There was a time when the leaders in the Church believed this to be true. Due to the belief most people waited until the very end of life to confess. As you can imagine, this may have left many in jeopardy in regard to salvation.
While still a Catholic, Tertullian wrote (A.D. 200-6) his “De poenitentia” in which he distinguishes two kinds of penance, one as a preparation for baptism, the other to obtain forgiveness of certain grievous sins committed after baptism, i.e., apostasy, murder, and adultery. For these, however, he allows only one forgiveness: "Foreseeing these poisons of the Evil One, God, although the gate of forgiveness has been shut and fastened up with the bar of baptism, has permitted it still to stand somewhat open. In the vestibule He has stationed a second repentance for opening to such as knock; but now once for all, because now for the second time; but never more, because the last time it had been in vain.
In the days of Hermas there was evidently a school of rigorists who insisted that there was no pardon for sin committed after baptism (Similitude VIII.6).

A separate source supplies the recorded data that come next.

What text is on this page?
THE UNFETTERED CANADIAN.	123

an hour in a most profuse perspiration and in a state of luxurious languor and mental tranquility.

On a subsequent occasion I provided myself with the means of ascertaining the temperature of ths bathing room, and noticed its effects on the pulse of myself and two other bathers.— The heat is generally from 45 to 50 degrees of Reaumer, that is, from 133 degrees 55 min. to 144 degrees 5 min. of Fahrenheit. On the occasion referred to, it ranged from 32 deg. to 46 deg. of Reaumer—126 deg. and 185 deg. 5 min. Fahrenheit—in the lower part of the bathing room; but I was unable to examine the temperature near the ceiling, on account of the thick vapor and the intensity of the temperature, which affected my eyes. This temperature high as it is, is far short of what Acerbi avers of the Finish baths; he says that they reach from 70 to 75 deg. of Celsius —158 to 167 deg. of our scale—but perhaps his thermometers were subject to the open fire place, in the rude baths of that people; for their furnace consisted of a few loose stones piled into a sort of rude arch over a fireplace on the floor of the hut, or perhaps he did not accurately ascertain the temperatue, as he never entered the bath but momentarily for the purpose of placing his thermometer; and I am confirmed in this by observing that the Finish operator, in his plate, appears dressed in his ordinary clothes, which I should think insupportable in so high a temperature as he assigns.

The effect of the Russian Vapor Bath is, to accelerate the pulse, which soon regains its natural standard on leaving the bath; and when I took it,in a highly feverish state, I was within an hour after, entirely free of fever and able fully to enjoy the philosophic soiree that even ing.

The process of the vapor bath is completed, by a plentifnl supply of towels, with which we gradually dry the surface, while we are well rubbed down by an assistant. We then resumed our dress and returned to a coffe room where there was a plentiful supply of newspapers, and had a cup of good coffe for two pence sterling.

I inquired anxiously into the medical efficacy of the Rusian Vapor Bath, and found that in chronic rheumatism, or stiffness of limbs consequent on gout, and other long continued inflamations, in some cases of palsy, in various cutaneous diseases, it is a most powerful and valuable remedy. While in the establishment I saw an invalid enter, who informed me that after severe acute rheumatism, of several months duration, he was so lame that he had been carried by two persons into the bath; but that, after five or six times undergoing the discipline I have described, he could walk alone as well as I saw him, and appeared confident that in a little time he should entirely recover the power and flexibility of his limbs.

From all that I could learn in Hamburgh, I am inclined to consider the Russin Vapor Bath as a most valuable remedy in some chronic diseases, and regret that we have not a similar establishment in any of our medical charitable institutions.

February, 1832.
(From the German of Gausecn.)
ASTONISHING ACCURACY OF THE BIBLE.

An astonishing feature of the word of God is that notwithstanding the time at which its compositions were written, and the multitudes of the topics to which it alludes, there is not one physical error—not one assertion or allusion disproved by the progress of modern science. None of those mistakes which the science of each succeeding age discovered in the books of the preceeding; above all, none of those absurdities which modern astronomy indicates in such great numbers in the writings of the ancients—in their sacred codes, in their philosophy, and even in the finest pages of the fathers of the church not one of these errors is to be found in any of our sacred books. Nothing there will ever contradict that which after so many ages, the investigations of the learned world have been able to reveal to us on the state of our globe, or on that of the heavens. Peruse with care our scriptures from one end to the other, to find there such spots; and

…Fourth Lateran Council (1215). At that time, according to Lea (op. cit., I, 228), the necessity of confession “became a new article of faith” and the canon, omnis utriusque sexus, “is perhaps the most important legislative act in the history of the Church” (ibid., 230). But, as the Council of Trent affirms, “the Church did not through the Lateran Council prescribe that the faithful of Christ should confess — a thing which it knew to be by Divine right necessary and established — but that the precept of confessing at least once a year should be complied with by all and every one when they reached the age of discretion”(Sess., XIV, c. 5). The Lateran edict presupposed the necessity of confession as an article of Catholic belief and laid down a law as to the minimum frequency of confession — at least once a year.
As you can see, the practice evolved over the history of the Church.